Cut as many 1 1/12” strips that you need to go around the quilt + 10“ extra. I usually cut a strip or two more than I need so I have ready binding for small projects or scrap quilts. Fold all the strips in half, and using the 45 degree line on your ruler, cut the ends of all of them.

Place the ends of two strips together like this.

Use a ruler, and draw a line ¼” from the end. Place the ends together like this, and pin.

Sew along the line, cut off the snips, and press the seam open. Do likewise until you have one continuous strip.

Pull one end of the strip through the bias tape maker, and start pressing with a hot iron, but only the fold closest to you. Continue pressing as you move the bias tape maker along the strip.
Make a ¼” fold at one end of the strip, and press.

Place the folded end on one side on the front of the quilt, and pin. Check that the joining seams won’t be at any corner before you start sewing. I usually use my ¼” foot to make the width of the binding consistent.

Sew one side until you are ¼” (or the width of your finished binding) from the end. Stop, lift the presser foot and move the quilt ½” back again, then take a few more stitches to secure the thread. I find that I have more control this way; when I backstitch, the machine takes one stitch forward first, and I miss the ¼” mark.

Fold the binding in a 45 degree angle to your right, and finger press the fold.

Fold the binding to your left, and finger press. Start sewing the next side at the edge of the quilt.
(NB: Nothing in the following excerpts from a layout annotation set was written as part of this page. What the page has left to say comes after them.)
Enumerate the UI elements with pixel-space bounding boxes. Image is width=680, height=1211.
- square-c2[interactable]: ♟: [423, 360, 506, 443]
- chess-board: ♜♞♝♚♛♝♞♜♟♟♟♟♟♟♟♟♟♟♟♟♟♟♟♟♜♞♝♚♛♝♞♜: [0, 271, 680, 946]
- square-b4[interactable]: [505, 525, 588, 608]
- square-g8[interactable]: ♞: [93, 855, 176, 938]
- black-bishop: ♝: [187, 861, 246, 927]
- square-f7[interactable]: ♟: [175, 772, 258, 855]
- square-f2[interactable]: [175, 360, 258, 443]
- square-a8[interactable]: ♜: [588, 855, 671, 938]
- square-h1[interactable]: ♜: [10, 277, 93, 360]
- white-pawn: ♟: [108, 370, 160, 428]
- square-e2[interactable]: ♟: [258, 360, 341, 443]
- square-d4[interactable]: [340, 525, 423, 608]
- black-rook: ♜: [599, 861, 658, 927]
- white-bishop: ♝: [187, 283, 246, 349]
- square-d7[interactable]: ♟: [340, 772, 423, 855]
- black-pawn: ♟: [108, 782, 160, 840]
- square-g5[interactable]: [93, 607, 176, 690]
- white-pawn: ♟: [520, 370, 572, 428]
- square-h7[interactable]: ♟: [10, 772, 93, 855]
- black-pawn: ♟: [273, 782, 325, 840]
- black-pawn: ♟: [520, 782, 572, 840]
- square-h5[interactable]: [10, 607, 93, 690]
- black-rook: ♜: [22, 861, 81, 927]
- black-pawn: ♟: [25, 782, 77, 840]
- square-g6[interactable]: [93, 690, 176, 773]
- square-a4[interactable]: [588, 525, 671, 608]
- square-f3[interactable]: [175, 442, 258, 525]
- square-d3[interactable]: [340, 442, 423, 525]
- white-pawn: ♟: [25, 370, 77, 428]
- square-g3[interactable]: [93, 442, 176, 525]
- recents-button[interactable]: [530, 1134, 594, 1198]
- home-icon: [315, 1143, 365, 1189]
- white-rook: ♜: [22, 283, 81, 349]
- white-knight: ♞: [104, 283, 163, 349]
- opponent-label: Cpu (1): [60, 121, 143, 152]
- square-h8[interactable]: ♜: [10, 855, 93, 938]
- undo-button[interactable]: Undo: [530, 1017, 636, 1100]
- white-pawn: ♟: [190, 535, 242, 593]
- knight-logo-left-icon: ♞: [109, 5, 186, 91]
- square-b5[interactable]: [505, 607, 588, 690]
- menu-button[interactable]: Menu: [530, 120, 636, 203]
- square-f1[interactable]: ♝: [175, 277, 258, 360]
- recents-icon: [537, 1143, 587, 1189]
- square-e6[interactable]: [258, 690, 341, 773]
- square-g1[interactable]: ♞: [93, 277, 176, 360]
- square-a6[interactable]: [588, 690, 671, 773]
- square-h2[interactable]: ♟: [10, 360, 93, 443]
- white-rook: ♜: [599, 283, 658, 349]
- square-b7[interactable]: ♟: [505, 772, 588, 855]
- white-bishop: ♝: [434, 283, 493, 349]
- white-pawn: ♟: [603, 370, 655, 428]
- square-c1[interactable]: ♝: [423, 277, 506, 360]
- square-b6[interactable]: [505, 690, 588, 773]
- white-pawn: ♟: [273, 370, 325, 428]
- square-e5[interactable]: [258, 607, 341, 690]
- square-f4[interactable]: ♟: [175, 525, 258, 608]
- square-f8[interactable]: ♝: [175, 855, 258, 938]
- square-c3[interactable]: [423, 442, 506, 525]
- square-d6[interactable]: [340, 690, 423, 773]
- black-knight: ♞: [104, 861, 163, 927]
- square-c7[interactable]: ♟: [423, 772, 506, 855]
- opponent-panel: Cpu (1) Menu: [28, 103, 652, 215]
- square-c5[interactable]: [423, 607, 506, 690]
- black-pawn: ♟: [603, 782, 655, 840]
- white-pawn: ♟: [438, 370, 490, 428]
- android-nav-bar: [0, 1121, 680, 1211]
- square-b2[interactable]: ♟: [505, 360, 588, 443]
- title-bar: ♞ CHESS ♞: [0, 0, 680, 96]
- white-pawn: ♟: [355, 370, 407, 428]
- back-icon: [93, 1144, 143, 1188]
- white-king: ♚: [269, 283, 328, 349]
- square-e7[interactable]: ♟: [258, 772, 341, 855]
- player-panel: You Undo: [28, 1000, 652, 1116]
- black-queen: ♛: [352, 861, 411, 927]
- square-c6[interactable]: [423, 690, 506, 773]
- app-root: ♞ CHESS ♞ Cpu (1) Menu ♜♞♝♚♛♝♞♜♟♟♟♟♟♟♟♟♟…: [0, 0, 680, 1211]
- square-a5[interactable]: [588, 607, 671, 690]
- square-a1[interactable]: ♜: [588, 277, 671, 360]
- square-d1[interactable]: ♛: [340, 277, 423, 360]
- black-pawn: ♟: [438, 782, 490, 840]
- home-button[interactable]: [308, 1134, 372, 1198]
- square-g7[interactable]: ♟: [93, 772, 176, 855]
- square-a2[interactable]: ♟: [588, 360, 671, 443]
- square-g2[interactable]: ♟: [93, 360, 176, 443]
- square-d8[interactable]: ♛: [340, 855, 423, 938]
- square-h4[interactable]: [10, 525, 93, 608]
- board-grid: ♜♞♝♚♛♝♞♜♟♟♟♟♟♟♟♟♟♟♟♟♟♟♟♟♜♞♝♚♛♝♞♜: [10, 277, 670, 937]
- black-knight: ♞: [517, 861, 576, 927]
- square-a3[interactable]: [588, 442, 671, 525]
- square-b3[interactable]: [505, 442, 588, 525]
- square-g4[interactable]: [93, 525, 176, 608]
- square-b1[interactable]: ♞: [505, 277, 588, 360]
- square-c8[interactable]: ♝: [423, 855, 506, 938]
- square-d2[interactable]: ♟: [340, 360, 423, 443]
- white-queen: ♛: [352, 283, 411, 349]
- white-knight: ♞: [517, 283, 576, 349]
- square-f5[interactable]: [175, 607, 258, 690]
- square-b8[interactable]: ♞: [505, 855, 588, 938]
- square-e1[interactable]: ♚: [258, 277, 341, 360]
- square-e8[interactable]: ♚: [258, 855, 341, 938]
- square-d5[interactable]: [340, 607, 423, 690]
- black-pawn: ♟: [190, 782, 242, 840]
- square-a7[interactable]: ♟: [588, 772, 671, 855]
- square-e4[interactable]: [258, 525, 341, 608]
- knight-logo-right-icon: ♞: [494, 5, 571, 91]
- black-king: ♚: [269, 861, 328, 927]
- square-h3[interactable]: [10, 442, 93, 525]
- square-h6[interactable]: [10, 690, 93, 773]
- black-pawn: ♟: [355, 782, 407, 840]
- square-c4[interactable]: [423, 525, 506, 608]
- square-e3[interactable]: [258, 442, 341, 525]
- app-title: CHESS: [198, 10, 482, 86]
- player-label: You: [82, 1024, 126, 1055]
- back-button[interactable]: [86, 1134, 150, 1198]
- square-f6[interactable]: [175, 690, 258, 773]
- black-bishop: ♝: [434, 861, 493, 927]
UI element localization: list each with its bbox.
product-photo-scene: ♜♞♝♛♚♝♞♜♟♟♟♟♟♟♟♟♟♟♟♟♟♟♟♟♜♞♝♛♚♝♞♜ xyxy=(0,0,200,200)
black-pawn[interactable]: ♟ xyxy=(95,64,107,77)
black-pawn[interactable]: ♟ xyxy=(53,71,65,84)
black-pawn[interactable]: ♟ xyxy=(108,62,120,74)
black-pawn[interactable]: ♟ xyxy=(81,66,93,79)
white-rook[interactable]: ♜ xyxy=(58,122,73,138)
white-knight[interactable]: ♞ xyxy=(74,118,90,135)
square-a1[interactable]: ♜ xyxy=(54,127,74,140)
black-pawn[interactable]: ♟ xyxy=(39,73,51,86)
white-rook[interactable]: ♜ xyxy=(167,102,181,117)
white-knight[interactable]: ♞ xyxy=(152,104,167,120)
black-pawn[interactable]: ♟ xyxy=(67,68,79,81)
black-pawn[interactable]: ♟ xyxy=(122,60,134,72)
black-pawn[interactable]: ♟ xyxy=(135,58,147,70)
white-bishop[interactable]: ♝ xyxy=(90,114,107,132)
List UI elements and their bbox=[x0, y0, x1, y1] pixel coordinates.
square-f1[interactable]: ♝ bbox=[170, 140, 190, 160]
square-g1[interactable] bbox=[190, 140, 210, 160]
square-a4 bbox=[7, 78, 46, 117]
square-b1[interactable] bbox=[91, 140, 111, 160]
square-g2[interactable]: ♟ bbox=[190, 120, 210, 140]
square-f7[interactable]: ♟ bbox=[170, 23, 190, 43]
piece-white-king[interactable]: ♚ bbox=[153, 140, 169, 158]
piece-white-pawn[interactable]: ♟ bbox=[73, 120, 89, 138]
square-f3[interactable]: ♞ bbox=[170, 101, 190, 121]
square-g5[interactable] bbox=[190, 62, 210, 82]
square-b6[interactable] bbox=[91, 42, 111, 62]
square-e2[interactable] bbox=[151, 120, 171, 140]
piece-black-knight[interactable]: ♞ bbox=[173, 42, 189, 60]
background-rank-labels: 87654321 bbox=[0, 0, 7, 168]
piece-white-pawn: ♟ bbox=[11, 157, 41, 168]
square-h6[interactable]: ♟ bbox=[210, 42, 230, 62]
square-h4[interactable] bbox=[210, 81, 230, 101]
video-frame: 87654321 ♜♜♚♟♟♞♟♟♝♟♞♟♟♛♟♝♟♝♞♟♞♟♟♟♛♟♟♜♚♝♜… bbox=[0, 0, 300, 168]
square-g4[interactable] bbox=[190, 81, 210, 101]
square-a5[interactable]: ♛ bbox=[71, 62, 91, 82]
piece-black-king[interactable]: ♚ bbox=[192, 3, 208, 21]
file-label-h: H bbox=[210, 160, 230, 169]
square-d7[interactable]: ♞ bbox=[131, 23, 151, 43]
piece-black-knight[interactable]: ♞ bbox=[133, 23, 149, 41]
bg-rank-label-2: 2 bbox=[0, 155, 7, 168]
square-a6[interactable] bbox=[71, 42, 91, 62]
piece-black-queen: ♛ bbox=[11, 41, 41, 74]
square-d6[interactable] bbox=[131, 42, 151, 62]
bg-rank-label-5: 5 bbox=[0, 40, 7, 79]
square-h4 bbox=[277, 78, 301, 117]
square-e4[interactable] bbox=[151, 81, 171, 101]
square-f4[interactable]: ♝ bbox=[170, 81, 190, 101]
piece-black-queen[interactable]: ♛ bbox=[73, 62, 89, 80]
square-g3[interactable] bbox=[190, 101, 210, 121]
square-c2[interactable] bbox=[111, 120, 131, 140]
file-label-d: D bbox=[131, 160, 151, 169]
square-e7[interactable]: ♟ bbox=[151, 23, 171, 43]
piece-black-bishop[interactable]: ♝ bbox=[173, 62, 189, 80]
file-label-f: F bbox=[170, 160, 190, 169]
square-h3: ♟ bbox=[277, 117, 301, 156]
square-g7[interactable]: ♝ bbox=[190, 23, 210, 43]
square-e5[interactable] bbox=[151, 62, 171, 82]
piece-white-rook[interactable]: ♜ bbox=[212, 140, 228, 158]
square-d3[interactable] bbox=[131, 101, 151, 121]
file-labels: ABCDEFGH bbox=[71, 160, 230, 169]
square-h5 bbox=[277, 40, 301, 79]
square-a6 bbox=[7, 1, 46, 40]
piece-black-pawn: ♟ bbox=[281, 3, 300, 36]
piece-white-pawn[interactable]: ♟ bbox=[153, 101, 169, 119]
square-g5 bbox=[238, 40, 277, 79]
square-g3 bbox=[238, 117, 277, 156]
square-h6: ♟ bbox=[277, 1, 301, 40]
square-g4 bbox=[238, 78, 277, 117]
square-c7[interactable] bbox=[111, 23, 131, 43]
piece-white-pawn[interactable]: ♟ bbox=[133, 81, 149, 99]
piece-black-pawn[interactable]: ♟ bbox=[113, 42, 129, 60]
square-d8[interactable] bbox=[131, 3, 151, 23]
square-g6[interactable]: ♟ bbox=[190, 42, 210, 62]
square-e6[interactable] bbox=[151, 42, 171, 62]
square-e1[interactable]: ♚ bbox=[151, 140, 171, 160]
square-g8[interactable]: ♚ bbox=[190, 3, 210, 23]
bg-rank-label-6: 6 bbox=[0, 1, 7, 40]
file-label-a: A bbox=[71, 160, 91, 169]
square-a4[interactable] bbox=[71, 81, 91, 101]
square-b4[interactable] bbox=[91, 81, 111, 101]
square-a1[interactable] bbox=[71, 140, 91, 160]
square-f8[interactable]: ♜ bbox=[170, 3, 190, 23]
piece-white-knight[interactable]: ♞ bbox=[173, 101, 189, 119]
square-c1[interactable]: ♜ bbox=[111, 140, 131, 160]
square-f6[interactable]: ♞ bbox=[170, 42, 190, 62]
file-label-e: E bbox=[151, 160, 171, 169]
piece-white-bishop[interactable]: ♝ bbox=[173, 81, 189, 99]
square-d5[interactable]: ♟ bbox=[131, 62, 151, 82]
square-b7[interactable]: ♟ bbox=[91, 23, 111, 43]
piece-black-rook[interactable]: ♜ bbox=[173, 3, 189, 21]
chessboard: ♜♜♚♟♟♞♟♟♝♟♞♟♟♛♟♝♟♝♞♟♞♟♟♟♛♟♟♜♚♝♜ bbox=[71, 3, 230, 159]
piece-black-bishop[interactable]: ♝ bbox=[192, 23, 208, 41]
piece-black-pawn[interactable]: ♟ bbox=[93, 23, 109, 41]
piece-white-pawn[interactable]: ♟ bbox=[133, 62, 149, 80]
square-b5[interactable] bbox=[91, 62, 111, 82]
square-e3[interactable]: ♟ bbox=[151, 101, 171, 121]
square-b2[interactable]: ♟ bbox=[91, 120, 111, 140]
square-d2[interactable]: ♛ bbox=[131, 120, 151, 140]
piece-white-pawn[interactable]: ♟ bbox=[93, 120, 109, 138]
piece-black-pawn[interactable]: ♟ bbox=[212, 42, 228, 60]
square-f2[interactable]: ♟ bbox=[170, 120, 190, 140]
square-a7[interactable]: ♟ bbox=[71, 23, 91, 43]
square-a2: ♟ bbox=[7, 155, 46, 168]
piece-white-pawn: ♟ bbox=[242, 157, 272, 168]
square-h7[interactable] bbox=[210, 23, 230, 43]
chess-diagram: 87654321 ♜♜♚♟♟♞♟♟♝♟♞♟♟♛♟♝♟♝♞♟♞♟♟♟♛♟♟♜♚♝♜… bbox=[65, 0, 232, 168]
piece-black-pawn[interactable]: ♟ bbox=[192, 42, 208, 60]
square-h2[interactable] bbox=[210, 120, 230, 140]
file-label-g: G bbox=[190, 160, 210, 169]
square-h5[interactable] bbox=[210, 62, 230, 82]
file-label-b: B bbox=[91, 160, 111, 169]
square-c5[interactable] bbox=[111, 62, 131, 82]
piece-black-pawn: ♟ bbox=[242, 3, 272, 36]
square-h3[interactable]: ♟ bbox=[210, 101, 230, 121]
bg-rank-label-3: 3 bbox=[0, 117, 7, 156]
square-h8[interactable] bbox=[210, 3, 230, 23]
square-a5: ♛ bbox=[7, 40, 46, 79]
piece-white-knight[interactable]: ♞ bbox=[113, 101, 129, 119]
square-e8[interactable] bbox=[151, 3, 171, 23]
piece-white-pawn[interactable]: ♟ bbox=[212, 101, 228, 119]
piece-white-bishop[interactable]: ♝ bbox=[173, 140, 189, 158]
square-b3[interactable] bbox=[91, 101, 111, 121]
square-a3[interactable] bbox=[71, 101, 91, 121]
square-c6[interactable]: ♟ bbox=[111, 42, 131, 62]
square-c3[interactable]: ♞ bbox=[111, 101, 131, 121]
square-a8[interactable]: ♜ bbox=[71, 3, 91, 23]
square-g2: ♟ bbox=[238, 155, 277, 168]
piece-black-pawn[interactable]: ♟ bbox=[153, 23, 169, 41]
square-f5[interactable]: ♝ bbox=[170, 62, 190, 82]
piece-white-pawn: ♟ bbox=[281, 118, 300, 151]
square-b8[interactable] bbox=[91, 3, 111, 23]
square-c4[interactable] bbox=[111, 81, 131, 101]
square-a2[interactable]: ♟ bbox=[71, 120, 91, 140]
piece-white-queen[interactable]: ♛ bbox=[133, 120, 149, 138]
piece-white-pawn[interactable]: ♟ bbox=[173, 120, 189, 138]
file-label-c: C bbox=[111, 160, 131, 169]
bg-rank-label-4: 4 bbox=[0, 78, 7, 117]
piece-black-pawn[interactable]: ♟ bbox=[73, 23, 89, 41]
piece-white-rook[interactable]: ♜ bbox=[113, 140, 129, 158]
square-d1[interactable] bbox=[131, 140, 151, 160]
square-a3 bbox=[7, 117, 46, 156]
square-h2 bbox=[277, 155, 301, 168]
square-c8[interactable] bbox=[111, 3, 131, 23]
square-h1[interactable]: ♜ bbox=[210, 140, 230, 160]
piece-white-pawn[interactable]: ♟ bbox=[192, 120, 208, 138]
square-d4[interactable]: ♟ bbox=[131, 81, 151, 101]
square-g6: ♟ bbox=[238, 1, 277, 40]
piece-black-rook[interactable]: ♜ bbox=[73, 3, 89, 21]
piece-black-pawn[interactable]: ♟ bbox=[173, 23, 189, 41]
Keep on sewing and folding corners until you get to the starting point.

Sew until you are ¼”- ½” past the starting point. Cut the binding off in a 45 degree angle, and tuck one fold into the other.

My hands are not so good for hand sewing, so I baste the binding to the back by machine. It sometimes leaves some holes in the quilt or binding, but these are easily removed with a little water and a Q-tip. I also use a contrasting thread so the basting stitches are easy to remove.

Set the machine at the longest stitch length and the pressure of the foot very low (1 on my machine). Turn the quilt over, and fold the binding to the back. Still using the ¼” foot, sew all around the quilt.

When you get to a corner, fold the edge closest to you first and pin;

then the other.
Remove the basting as you stitch the binding to the back by hand.